Another gorgeous, sun swept autumn day and another run around the Reservoir in Central Park, a pastime I can’t imagine ever growing tired of – although my knees do sometimes offer a minority opinion. Perfect weather and amazing scenery, a combination that makes exercise seem like utter self indulgence.
Arguably the most valuable waterfront real estate on earth the Reservoir has always offered me an immediate remedy to the infrequent, yet inevitable, bouts of metro-malaise. (The feeling of being disguised in a maze – I’m sure I don’t know where I’m going and I’m even more sure I don’t want anyone to notice.) It is here during my daily runs around the water that I have experienced my only link to any sort of organic rhythm, a place where I could actually see things sprout, bloom and die in a space of time longer than a local stop on the 6 train. But, as I’ve learned over the years, the Reservoir is more than just a pastoral retreat. It is also a community unto itself. In fact it is probably the closest thing, for me, to small town life, a village at the very heart of New York City.
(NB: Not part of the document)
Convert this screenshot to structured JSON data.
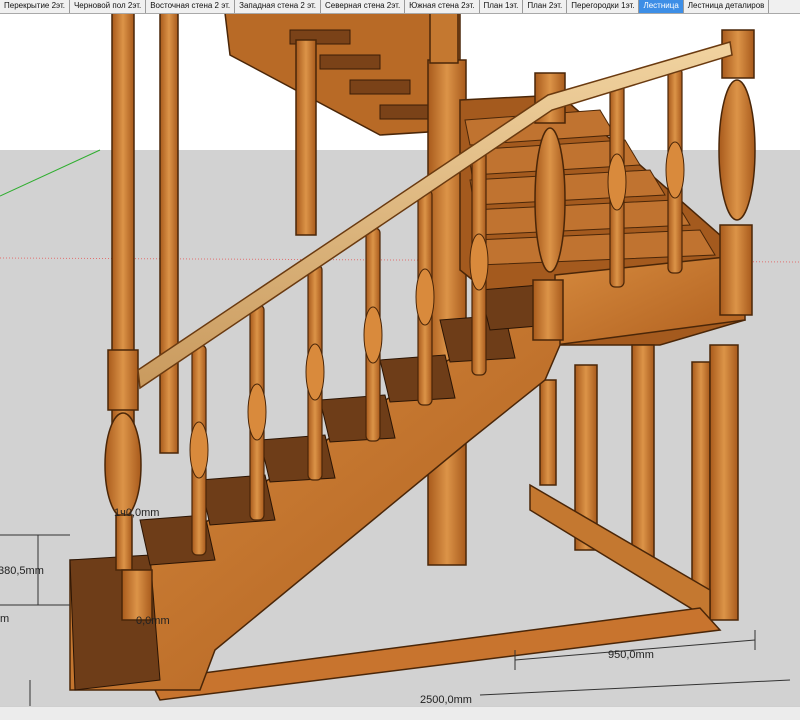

Running the 1.5 mile circuit year after year I’ve become aware of a host of characters that share my daily compulsion. There’s Alberto Salazar, for many years the unofficial Mayor of the Reservoir, waving me on with a nod and a smile, a daily presence that is sorely missed. There are also my fellow runners; the stalwarts that I’ve been slogging alongside, month after month. Then there are those that come only to observe, to escape the gasp and clatter of the city street.
For instance: every afternoon a smartly dressed woman with tightly drawn black hair walks a tiny beribboned white dog, an invariably color coordinated duo. A red haired man in plumber’s overalls visits each evening with a tall can of beer in a brown paper bag, a lit cigarette and a smile. At the south end of the Reservoir there’s a pump house with a terraced area and several benches. There are some men I‘ve seen there for years, stretching, guzzling water, hawking loudly and endlessly adjusting their multi-colored, cross-endorsed accoutrements. In short doing everything but actually running. Not that it matters. They’re all part of the community – Reservoir neighbors drawn to the spectacle of a mile and a half of uninterrupted waterfront at the very heart of Manhattan.
I don’t remember the first time I saw her but gradually I became aware of another face traveling regularly in the opposite direction. She was an attractive young woman and she smiled sometimes, but was otherwise unremarkable and soon became an accepted feature of my daily run. Then one day as I passed her I noticed something different, and I almost ran myself into a tree as I turned to watch her go by. She seemed more vital somehow, almost radiant, and I wondered, rather dimly it turned out, if maybe she was wearing more makeup. Time passed and I didn’t see her as often and when I did it seemed that she had gained weight. She was walking now instead of running and I thought this an unfortunate bit of recidivism. Then one day as I passed her, it filtered through my endorphin clogged brain that she was, in fact, with child.
After that day I found myself looking forward to seeing her whenever I ran and smiled foolishly when I passed. Another month or two went by and then when I didn’t see her anymore I began to wonder how things had, well, come out. A few weeks later I knew as I rounded a curve and saw her coming towards me, beaming and pushing a stroller.
Running around the reservoir, season after season, watching the myriad lights wink on beneath the darkening skyline (New York City dressing for the evening) I’ve come to think of that oval around the water as a metaphor for the calendar. As I travel up the Fifth Ave. side Cherry blossoms fall silently, carpeting the ground along the eastern shore. Summer fields lit with firefly’s stretch from the northern edge, with the strands of Aida faintly heard in the background. On the west side I trudge through piquant drifts of swirling leaves and along the downtown end the trees hang low with ice and snow, the park deserted by the early set of the winter sun, the path darkly lit by a lonely string of sentry street lights.
And just a few weeks ago, as I finished an almost gleeful circuit on a perfect September evening, I saw a young family up ahead at the pump house square. A mother, a proud father – and a small boy, strangely familiar, all of two years old. As I neared he slipped from his mother’s grasp, laughing, and started to run towards me. She quickly retrieved him, and, sweeping him up waved his hand to me as I passed.
I nodded and smiled foolishly all over again.
Then I started back once more around the water, the centripetal tug of the Reservoir, like a great second hand, sweeping me into autumn.